Ее рука бессильно лежит в моей.
Так я сижу еще какое-то время, наблюдая за ней, пока она смотрит в пространство, словно спит с открытыми глазами, но, когда делаю движение, чтобы уйти, ее рука снова сжимается, а взгляд устремляется на меня.
– Ребекка… – Черные глаза пронзают меня насквозь. – Я так и не сказала ему…
– Кому и что?
– Заделай вход. Обещай мне.
Она сжимает мою руку с такой силой, что костяшки пальцев белеют.
– Я обещаю, но вы должны сказать мне, Оливия: чьи это кости?

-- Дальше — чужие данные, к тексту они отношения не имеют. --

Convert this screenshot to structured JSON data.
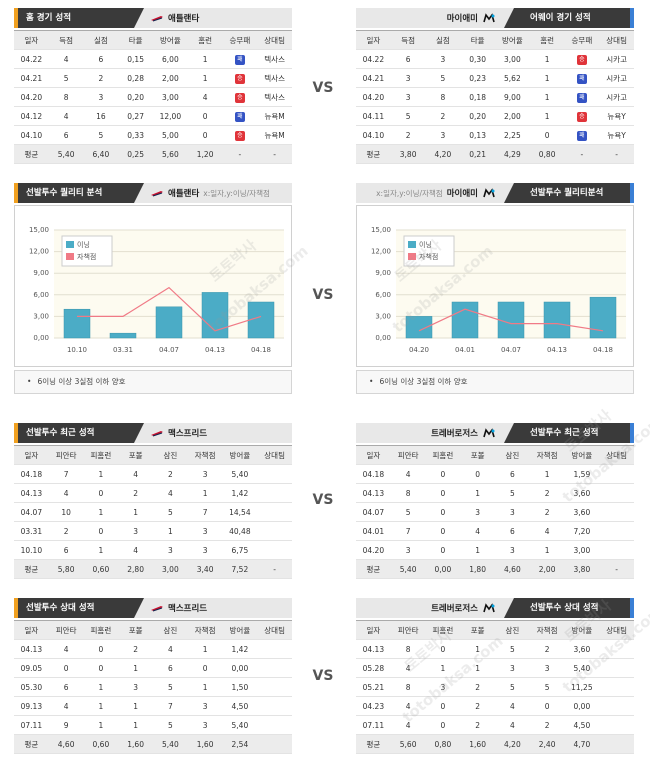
{
  "vs": "VS",
  "watermark": [
    "토토박사",
    "totobaksa.com"
  ],
  "result_colors": {
    "승": "#e0343a",
    "패": "#3453c4"
  },
  "panels": [
    {
      "title": "홈 경기 성적",
      "team": "애틀랜타",
      "columns": [
        "일자",
        "득점",
        "실점",
        "타율",
        "방어율",
        "홈런",
        "승무패",
        "상대팀"
      ],
      "rows": [
        [
          "04.22",
          "4",
          "6",
          "0,15",
          "6,00",
          "1",
          "패",
          "텍사스"
        ],
        [
          "04.21",
          "5",
          "2",
          "0,28",
          "2,00",
          "1",
          "승",
          "텍사스"
        ],
        [
          "04.20",
          "8",
          "3",
          "0,20",
          "3,00",
          "4",
          "승",
          "텍사스"
        ],
        [
          "04.12",
          "4",
          "16",
          "0,27",
          "12,00",
          "0",
          "패",
          "뉴욕M"
        ],
        [
          "04.10",
          "6",
          "5",
          "0,33",
          "5,00",
          "0",
          "승",
          "뉴욕M"
        ]
      ],
      "average": [
        "평균",
        "5,40",
        "6,40",
        "0,25",
        "5,60",
        "1,20",
        "-",
        "-"
      ]
    },
    {
      "title": "어웨이 경기 성적",
      "team": "마이애미",
      "columns": [
        "일자",
        "득점",
        "실점",
        "타율",
        "방어율",
        "홈런",
        "승무패",
        "상대팀"
      ],
      "rows": [
        [
          "04.22",
          "6",
          "3",
          "0,30",
          "3,00",
          "1",
          "승",
          "시카고"
        ],
        [
          "04.21",
          "3",
          "5",
          "0,23",
          "5,62",
          "1",
          "패",
          "시카고"
        ],
        [
          "04.20",
          "3",
          "8",
          "0,18",
          "9,00",
          "1",
          "패",
          "시카고"
        ],
        [
          "04.11",
          "5",
          "2",
          "0,20",
          "2,00",
          "1",
          "승",
          "뉴욕Y"
        ],
        [
          "04.10",
          "2",
          "3",
          "0,13",
          "2,25",
          "0",
          "패",
          "뉴욕Y"
        ]
      ],
      "average": [
        "평균",
        "3,80",
        "4,20",
        "0,21",
        "4,29",
        "0,80",
        "-",
        "-"
      ]
    },
    {
      "title": "선발투수 최근 성적",
      "team": "맥스프리드",
      "columns": [
        "일자",
        "피안타",
        "피홈런",
        "포볼",
        "삼진",
        "자책점",
        "방어율",
        "상대팀"
      ],
      "rows": [
        [
          "04.18",
          "7",
          "1",
          "4",
          "2",
          "3",
          "5,40"
        ],
        [
          "04.13",
          "4",
          "0",
          "2",
          "4",
          "1",
          "1,42"
        ],
        [
          "04.07",
          "10",
          "1",
          "1",
          "5",
          "7",
          "14,54"
        ],
        [
          "03.31",
          "2",
          "0",
          "3",
          "1",
          "3",
          "40,48"
        ],
        [
          "10.10",
          "6",
          "1",
          "4",
          "3",
          "3",
          "6,75"
        ]
      ],
      "average": [
        "평균",
        "5,80",
        "0,60",
        "2,80",
        "3,00",
        "3,40",
        "7,52",
        "-"
      ]
    },
    {
      "title": "선발투수 최근 성적",
      "team": "트레버로저스",
      "columns": [
        "일자",
        "피안타",
        "피홈런",
        "포볼",
        "삼진",
        "자책점",
        "방어율",
        "상대팀"
      ],
      "rows": [
        [
          "04.18",
          "4",
          "0",
          "0",
          "6",
          "1",
          "1,59"
        ],
        [
          "04.13",
          "8",
          "0",
          "1",
          "5",
          "2",
          "3,60"
        ],
        [
          "04.07",
          "5",
          "0",
          "3",
          "3",
          "2",
          "3,60"
        ],
        [
          "04.01",
          "7",
          "0",
          "4",
          "6",
          "4",
          "7,20"
        ],
        [
          "04.20",
          "3",
          "0",
          "1",
          "3",
          "1",
          "3,00"
        ]
      ],
      "average": [
        "평균",
        "5,40",
        "0,00",
        "1,80",
        "4,60",
        "2,00",
        "3,80",
        "-"
      ]
    },
    {
      "title": "선발투수 상대 성적",
      "team": "맥스프리드",
      "columns": [
        "일자",
        "피안타",
        "피홈런",
        "포볼",
        "삼진",
        "자책점",
        "방어율",
        "상대팀"
      ],
      "rows": [
        [
          "04.13",
          "4",
          "0",
          "2",
          "4",
          "1",
          "1,42"
        ],
        [
          "09.05",
          "0",
          "0",
          "1",
          "6",
          "0",
          "0,00"
        ],
        [
          "05.30",
          "6",
          "1",
          "3",
          "5",
          "1",
          "1,50"
        ],
        [
          "09.13",
          "4",
          "1",
          "1",
          "7",
          "3",
          "4,50"
        ],
        [
          "07.11",
          "9",
          "1",
          "1",
          "5",
          "3",
          "5,40"
        ]
      ],
      "average": [
        "평균",
        "4,60",
        "0,60",
        "1,60",
        "5,40",
        "1,60",
        "2,54"
      ]
    },
    {
      "title": "선발투수 상대 성적",
      "team": "트레버로저스",
      "columns": [
        "일자",
        "피안타",
        "피홈런",
        "포볼",
        "삼진",
        "자책점",
        "방어율",
        "상대팀"
      ],
      "rows": [
        [
          "04.13",
          "8",
          "0",
          "1",
          "5",
          "2",
          "3,60"
        ],
        [
          "05.28",
          "4",
          "1",
          "1",
          "3",
          "3",
          "5,40"
        ],
        [
          "05.21",
          "8",
          "3",
          "2",
          "5",
          "5",
          "11,25"
        ],
        [
          "04.23",
          "4",
          "0",
          "2",
          "4",
          "0",
          "0,00"
        ],
        [
          "07.11",
          "4",
          "0",
          "2",
          "4",
          "2",
          "4,50"
        ]
      ],
      "average": [
        "평균",
        "5,60",
        "0,80",
        "1,60",
        "4,20",
        "2,40",
        "4,70"
      ]
    }
  ],
  "chart_data": [
    {
      "type": "bar",
      "title": "선발투수 퀄리티 분석",
      "team": "애틀랜타",
      "note": "x:일자,y:이닝/자책점",
      "categories": [
        "10.10",
        "03.31",
        "04.07",
        "04.13",
        "04.18"
      ],
      "series": [
        {
          "name": "이닝",
          "color": "#4bacc6",
          "values": [
            4,
            0.67,
            4.33,
            6.33,
            5
          ]
        },
        {
          "name": "자책점",
          "type": "line",
          "color": "#f07a86",
          "values": [
            3,
            3,
            7,
            1,
            3
          ]
        }
      ],
      "ylim": [
        0,
        15
      ],
      "yticks": [
        {
          "value": 0,
          "label": "0,00"
        },
        {
          "value": 3,
          "label": "3,00"
        },
        {
          "value": 6,
          "label": "6,00"
        },
        {
          "value": 9,
          "label": "9,00"
        },
        {
          "value": 12,
          "label": "12,00"
        },
        {
          "value": 15,
          "label": "15,00"
        }
      ],
      "grid": true,
      "legend": "upper left",
      "footnote": "6이닝 이상 3실점 이하 양호"
    },
    {
      "type": "bar",
      "title": "선발투수 퀄리티분석",
      "team": "마이애미",
      "note": "x:일자,y:이닝/자책점",
      "categories": [
        "04.20",
        "04.01",
        "04.07",
        "04.13",
        "04.18"
      ],
      "series": [
        {
          "name": "이닝",
          "color": "#4bacc6",
          "values": [
            3,
            5,
            5,
            5,
            5.67
          ]
        },
        {
          "name": "자책점",
          "type": "line",
          "color": "#f07a86",
          "values": [
            1,
            4,
            2,
            2,
            1
          ]
        }
      ],
      "ylim": [
        0,
        15
      ],
      "yticks": [
        {
          "value": 0,
          "label": "0,00"
        },
        {
          "value": 3,
          "label": "3,00"
        },
        {
          "value": 6,
          "label": "6,00"
        },
        {
          "value": 9,
          "label": "9,00"
        },
        {
          "value": 12,
          "label": "12,00"
        },
        {
          "value": 15,
          "label": "15,00"
        }
      ],
      "grid": true,
      "legend": "upper left",
      "footnote": "6이닝 이상 3실점 이하 양호"
    }
  ]
}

Она отворачивается лицом к стене. Все следующие полчаса не двигается и не произносит больше ни слова.
Я навещаю Оливию каждый день. Она по-прежнему не разговаривает. Медсестры встревожены. Я фотографирую Габриэля и дом, чтобы пробудить в старушке желание выздоравливать. Включаю запись с голосом Габриэля: «иди на хер», «меси мешки» и «бал-лак». Это, по крайней мере, вызывает у Оливии улыбку. Я рассказываю, как мне нравятся ее картины. Взгляд у нее делается задумчивый, но разговаривать со мной она все равно не хочет.
– Рози говорила, что зайдет вас навестить, – наконец говорю я, ожидая реакции.
Черные глаза широко распахиваются.
– Нет, – говорит Оливия. – Нет. – Ее бледные губы сжимаются в прямую линию. – Я ни о чем не жалею, – говорит она. И снова засыпает.
В доме странно пусто без Мо и Реды. Я то и дело слышу какие-то звуки. В половине случаев это Габриэль, и его репертуар впечатляет. Чаще всего я сижу с ним в гостиной, с включенным для фона телевизором. Время от времени он насвистывает, хихикает или произносит что-то неразборчивое, а я улыбаюсь и говорю какую-нибудь чепуху в ответ. Мы похожи на старую супружескую пару, людей, которым комфортно вместе, но говорить практически не о чем. Что касается всего остального, то я не знаю, что это. Старые дома издают странные звуки, а акустика в Чайналсе изменилась после переоборудования нижних комнат. Временами я уверена, что внизу кто-то курит. Я улавливаю запах едкого крепкого табака, а иногда специй – как будто кто-то готовил на кухне что-то экзотическое. Этот дом полон тайн – иногда они выходят наружу и шепчутся друг с другом по ночам.
Когда я лежу в постели, уже почти проваливаясь в сон, мне чудятся голоса внизу или в саду. Несколько раз я выходила из дома, чтобы посмотреть, но всегда оказывалось, что там никого.
Я чувствую, как на меня давит груз моего открытия – найденной кости, и воображаю, как ее владелец бродит по пустым комнатам и коридорам в поисках недостающего фрагмента своего скелета.
Я суеверно держу под кроватью мраморную скалку из кухни.